Writing Samples


Leslie Edwards

Tuesday, January 1, 2008

Lake Chapala Review - Jan 2008


























Text:

There’s a very interesting and common restaurant business paradigm that I have observed living in Ajijic over the last few years. It has become quite a trend which new restaurant owners like to copy -- a business plan with an unusual twist – an unfairly maligned final step known as “going out of business”.

What is this paradigm? Here are the steps for this popular business model:

1) Open up a restaurant. Hire really nice, efficient staff. Serve generous portions of good, fresh food. Keep prices reasonable.

2) Wait three months until you have acquired a large, happy, loyal clientele.

3) Fire the really nice, efficient staff and replace them with either rude or just plain disinterested staff. Serve half portions with canned or frozen substitutes. Double prices.

4) Go out of business.

5) Rinse and repeat.


I could list over a dozen of these failed restaurants – or rather, successful restaurants if they are following the above business model. There are several which are still here but will soon follow in their competitors’ footsteps because they are just oh so close to accomplishing Step 4.


Baguette’s was a good example. Nice, relaxed atmosphere, friendly service, and decent inexpensive food. And then “Mr. X” took it over. Mr. X wanted to make a lot of money real fast. He was a smart business man, after all. Mr. X decided that the old nachos, made with fresh tortilla chips, real melted cheese, jalapenos and guacamole, were spoiling his customers. Those people and their fancy, high falootin’ needs! Mr. X could make a lot more money if he replaced that with wholesale stale Doritos and partially melted lumps of Velveeta. And forget the guacamole! What would his customers expect next? Diamonds sprinkled on top? Oh yes, and replace those regular size wine glasses with barbie doll goblets. Who would notice? And then as Mr. X surveyed his empty restaurant day after day after day, reflecting on the odd aroma he was detecting from having his head so far up his posterior, his quaint little restaurant quietly went out of business.

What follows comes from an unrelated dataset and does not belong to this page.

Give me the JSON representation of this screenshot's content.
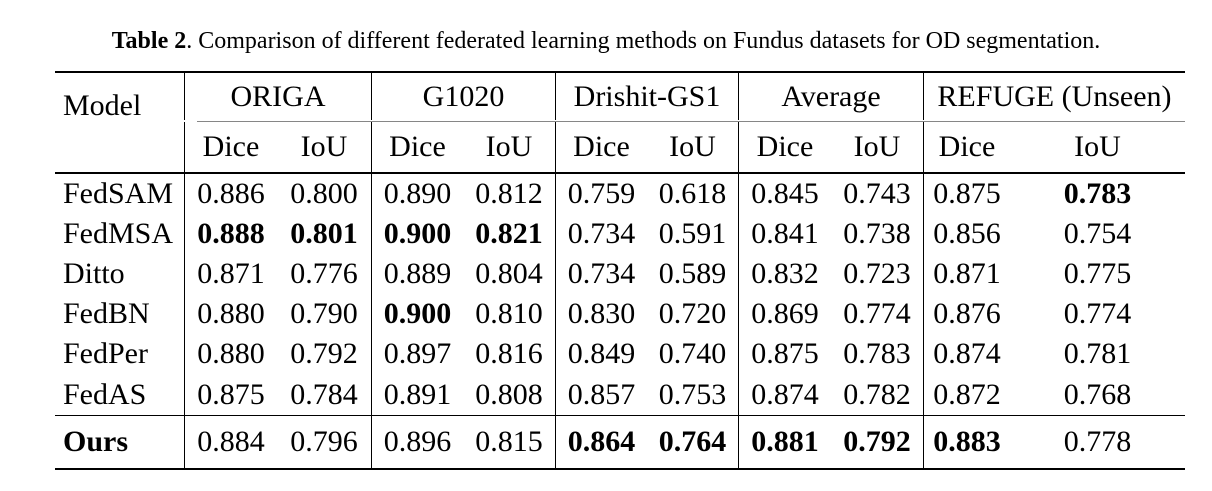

Then there is a place that is still up and running. The owner is currently only halfway through Step 3. So that it remains anonymous, I’ll use my expert secret code skills and refer to this restaurant as Shmel Shmjardin. A formerly delightful place where I used to spend my pesos at least three times a week. Here are some positive qualities that it still possesses: It’s in an awesome location, and their food is edible and reasonably priced. Here WAS the most important quality they possessed: One of the friendliest, most efficient wait staff ever. This was the reason my friends and I patronized this restaurant so frequently. But I could see all along that there was a problem with all this. Some people think high class means being aloof and condescending. It is an interesting phenomenon that many people believe all over the world. Thank goodness the owners came around and realized that we don’t want to eat in some folksy place where people annoy you by greeting you effusively and making sure you are happy with your meal. How pedestrian. What we really want is to be treated like crap. And so the original wait staff, all of whom showed an extreme lack of class by the ridiculously friendly and efficient way in which they behaved, was fi... uh, were abruptly allowed to not work there any more. And now the restaurant is filled with a delightfully aloof, and occasionally rude (you pay extra for that) staff who is totally indifferent to your petty desires, such as asking for mayonnaise on the side, or, say, wanting some silverware.

And so I say to the owners of Shmel Shmjardin, “Shmgood shmluck!” Sadly, I will not be returning to your restaurant, and neither will many other people I know. It’s too high class for us. Enjoy reaching Step 4 of the most popular business paradigm in town!